Dialogando sobre a primeira fase e a segunda, os participantes percebem a diferença: a primeira é a do individualismo. Cada um pensa em cuidar rapidamente da sua mão, em não perder a vez para sair de baixo, largando a mão com força em cima das outras. Ã segunda é a fase da cooperação. Não funciona se um faz peso sobre as mãos dos outros. Além disso, as mãos empilhadas precisam ficar juntas, sincronizadas. Desunião é inimiga do sujeitar-se (cf. Fp 2.3).
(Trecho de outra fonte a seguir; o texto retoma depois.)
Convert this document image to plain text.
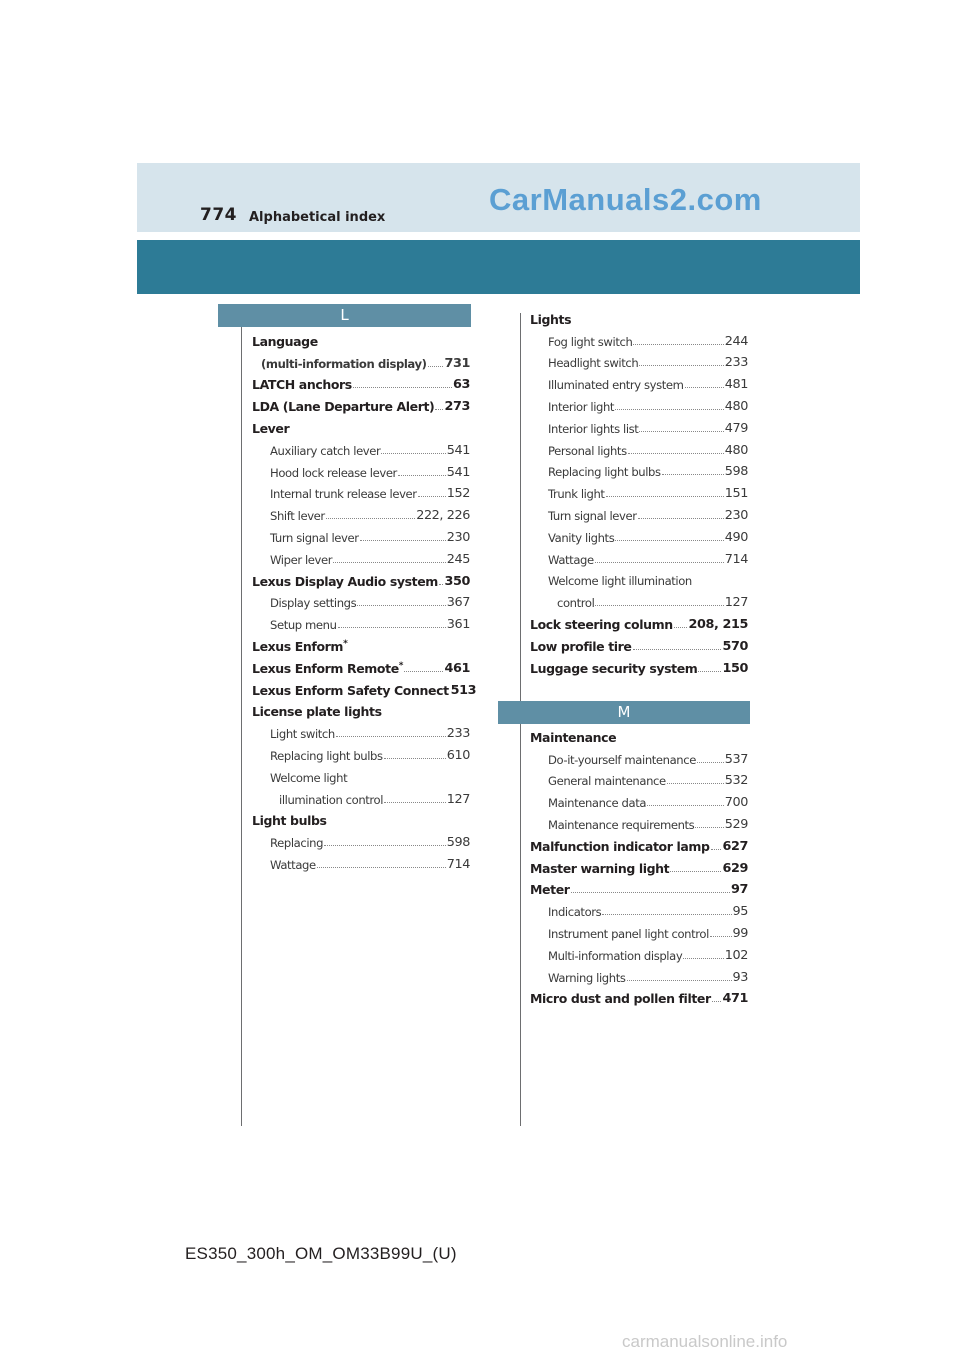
774 Alphabetical index
CarManuals2.com
L
Language
(multi-information display) 731
LATCH anchors	63
LDA (Lane Departure Alert) 273
Lever
Auxiliary catch lever	541
Hood lock release lever	541
Internal trunk release lever 152
Shift lever	222, 226
Turn signal lever	230
Wiper lever	245
Lexus Display Audio system 350
Display settings	367
Setup menu	361
Lexus Enform*
Lexus Enform Remote*	461
Lexus Enform Safety Connect 513
License plate lights
Light switch	233
Replacing light bulbs	610
Welcome light
illumination control	127
Light bulbs
Replacing	598
Wattage	714
Lights
Fog light switch	244
Headlight switch	233
Illuminated entry system	481
Interior light	480
Interior lights list	479
Personal lights	480
Replacing light bulbs	598
Trunk light	151
Turn signal lever	230
Vanity lights	490
Wattage	714
Welcome light illumination
control	127
Lock steering column 208, 215
Low profile tire	570
Luggage security system 150
M
Maintenance
Do-it-yourself maintenance 537
General maintenance	532
Maintenance data	700
Maintenance requirements 529
Malfunction indicator lamp 627
Master warning light	629
Meter	97
Indicators	95
Instrument panel light control 99
Multi-information display	102
Warning lights	93
Micro dust and pollen filter 471
ES350_300h_OM_OM33B99U_(U)
carmanualsonline.info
Conclusão: para sujeitar-se mutuamente, o importante é não fazer peso sobre o próximo, não oprimir, mas colaborar unânimes para aliviar o peso da própria mão e das dos outros. Jesus diz: O meu fardo é leve (Mt 11.30).
Bibliografia
FRIEDRICH, Johannes. Meditação sobre Ef. 5.8B-14. In: BORNHÄUSER, H. Neue Calwer Predigthilfen. Stuttgart. ano II, vo). B, p. 107-115.
KIRCHHEIM, Huberto. Auxilio homilético sobre Ef 5.9-14. In: VAN KAICK, Baldur (Coord.). Proclamar Libertação. São Leopoldo: Sinodal, 1978. vol. III, p. 153-160.
VOIGT, Gottfried. Die neue Kreatur. 3. ed. Göttingen, 1977. p. 241-245.
WENDLAND, Heinz-Dietrich. Ética do Novo Testamento. São Leopoldo: Sinodal, 1974.